Whenever Brother McGovern came home from the Philippines, he always visited with my father. This time, those visits were during Dad’s last days at that sacred space called Calvary Hospital. He was able to attend the Funeral Mass, celebrated by Bishop Brucato, and was staying at Mount St. Michael Academy when he learned that my cousins had bought a chalice to honor my father as their uncle.

It was my mother’s idea to send the chalice back to a needy Philippines parish with Brother McGovern, given their long friendship. Our eldest cousin Christine considered her Uncle Anthony to be her father. She organized the group gift, but had left the chalice in her Westchester home and was in Florida. My mother lamented: how could we get it to Brother McGovern?
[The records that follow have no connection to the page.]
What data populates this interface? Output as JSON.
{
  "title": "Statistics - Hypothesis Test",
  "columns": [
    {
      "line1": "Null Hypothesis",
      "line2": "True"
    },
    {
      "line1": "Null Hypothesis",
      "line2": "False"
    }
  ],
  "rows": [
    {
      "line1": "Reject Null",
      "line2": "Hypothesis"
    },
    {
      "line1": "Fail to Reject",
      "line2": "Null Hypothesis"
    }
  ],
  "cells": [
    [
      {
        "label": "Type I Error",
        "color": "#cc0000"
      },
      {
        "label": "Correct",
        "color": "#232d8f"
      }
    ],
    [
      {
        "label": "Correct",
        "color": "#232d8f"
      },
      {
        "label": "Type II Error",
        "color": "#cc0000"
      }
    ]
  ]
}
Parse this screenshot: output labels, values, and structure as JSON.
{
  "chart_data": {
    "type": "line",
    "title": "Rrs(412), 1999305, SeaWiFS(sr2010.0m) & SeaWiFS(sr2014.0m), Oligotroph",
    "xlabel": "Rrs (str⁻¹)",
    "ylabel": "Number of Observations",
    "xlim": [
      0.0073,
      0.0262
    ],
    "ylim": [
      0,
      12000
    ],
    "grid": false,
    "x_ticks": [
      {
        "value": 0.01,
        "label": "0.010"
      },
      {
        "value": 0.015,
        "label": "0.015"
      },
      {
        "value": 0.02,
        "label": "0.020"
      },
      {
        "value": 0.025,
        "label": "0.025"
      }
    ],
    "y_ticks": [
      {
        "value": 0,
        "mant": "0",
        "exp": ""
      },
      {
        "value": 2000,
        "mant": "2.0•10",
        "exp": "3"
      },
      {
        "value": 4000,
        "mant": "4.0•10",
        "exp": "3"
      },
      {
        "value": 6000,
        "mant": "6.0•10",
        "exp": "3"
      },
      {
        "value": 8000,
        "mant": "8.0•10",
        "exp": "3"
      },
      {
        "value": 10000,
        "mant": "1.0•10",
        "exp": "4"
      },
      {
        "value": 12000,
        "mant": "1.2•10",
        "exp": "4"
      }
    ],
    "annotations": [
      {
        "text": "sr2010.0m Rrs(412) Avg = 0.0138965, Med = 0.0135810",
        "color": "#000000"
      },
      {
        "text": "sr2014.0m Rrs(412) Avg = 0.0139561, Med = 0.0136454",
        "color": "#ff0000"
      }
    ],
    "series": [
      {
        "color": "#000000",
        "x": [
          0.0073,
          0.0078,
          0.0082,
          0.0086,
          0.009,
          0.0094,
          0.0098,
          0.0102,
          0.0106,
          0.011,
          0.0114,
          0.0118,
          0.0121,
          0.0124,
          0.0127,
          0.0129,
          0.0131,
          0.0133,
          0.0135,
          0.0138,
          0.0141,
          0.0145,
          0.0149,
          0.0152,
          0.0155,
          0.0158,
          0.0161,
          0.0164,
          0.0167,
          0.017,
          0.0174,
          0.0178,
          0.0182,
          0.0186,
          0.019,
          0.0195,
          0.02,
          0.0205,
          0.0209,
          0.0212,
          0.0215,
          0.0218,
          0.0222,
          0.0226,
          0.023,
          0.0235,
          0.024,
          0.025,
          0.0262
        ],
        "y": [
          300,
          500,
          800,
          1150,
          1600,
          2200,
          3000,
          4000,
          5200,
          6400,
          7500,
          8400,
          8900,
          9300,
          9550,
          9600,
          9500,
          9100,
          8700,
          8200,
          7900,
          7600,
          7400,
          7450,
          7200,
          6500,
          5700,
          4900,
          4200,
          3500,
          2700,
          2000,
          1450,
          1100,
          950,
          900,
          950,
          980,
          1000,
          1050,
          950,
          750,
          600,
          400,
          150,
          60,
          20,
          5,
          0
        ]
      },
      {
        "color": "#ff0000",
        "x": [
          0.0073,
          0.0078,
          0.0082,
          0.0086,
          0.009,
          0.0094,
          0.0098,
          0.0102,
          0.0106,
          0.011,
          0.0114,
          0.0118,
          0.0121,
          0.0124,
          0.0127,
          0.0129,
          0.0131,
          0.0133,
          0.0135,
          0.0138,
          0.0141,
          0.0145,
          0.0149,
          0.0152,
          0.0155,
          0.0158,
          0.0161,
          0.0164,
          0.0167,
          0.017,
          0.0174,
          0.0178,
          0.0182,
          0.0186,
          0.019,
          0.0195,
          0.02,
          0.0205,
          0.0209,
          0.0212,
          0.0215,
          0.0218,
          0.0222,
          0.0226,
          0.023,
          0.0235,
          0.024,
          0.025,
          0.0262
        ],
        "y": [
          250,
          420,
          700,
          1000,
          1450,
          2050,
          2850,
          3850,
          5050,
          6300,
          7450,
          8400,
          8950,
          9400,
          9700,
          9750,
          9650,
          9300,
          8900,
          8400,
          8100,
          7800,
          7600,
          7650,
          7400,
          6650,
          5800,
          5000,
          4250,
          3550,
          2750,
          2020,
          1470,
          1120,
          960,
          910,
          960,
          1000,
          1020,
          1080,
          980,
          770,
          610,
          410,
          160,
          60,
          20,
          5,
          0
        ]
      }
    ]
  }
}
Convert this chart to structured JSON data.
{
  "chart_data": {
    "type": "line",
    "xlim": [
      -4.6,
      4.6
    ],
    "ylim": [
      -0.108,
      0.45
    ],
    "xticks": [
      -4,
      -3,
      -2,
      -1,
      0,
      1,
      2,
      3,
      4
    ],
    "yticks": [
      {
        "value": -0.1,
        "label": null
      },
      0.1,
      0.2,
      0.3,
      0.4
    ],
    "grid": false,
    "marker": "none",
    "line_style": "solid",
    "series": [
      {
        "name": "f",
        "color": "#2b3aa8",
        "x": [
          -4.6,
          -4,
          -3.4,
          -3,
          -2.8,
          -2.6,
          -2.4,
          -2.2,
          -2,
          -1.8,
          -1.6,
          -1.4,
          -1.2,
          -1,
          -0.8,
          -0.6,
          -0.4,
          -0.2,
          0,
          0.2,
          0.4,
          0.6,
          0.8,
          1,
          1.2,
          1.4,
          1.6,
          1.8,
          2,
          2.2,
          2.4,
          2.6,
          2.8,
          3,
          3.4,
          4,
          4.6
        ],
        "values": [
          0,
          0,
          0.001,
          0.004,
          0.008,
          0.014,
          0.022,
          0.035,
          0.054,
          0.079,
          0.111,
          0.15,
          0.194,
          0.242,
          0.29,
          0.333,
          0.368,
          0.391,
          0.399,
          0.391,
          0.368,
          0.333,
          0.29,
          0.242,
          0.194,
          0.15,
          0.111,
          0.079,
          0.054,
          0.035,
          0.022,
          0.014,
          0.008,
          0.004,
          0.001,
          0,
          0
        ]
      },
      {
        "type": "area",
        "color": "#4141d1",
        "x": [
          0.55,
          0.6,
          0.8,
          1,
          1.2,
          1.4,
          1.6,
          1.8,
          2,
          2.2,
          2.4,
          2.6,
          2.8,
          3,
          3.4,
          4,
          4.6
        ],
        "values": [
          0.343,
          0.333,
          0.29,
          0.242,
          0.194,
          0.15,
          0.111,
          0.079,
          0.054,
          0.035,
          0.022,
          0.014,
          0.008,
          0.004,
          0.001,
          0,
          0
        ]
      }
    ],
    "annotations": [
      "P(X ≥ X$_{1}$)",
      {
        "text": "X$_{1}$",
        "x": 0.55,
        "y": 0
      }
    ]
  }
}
Enter a fine young Jewish man named Aaron, Christine’s stepson. Aaron had come to our home every Christmas Eve for my parents’ signature gathering. Christine’s mother (my father’s sister Terry Ann) had gathered everyone on Christmas Eve, but after Aunt Terry Ann’s early death just two days after Christmas in 1970, my parents picked up her tradition.

Dad made pizzas and the evening was one long open house crowned by midnight Mass. When Aaron came into Christine’s life, my father taught him how to make those pizzas. Aaron’s been doing it ever since: first helping my father and then, when the party became a bit too much for my parents, at Christine’s house. She continues a tradition going back through my father to her mother.

Aaron has a key to Christine’s house. He picked up the chalice and brought it to my mother in the Bronx. Aaron told her how important my father had been in his life and how welcome he’d felt in that Catholic Bronx home. Making pizzas with him on Christmas Eve had been a highlight of every year, Aaron said, and he was proud to continue that tradition.

This Christmas Eve, somewhere in the Philippines, a parish will celebrate Jesus’ birth with my father’s chalice. In Westchester, my mother will enjoy my father’s pizza made by Aaron’s hands. And our many traditions will once again be passed on.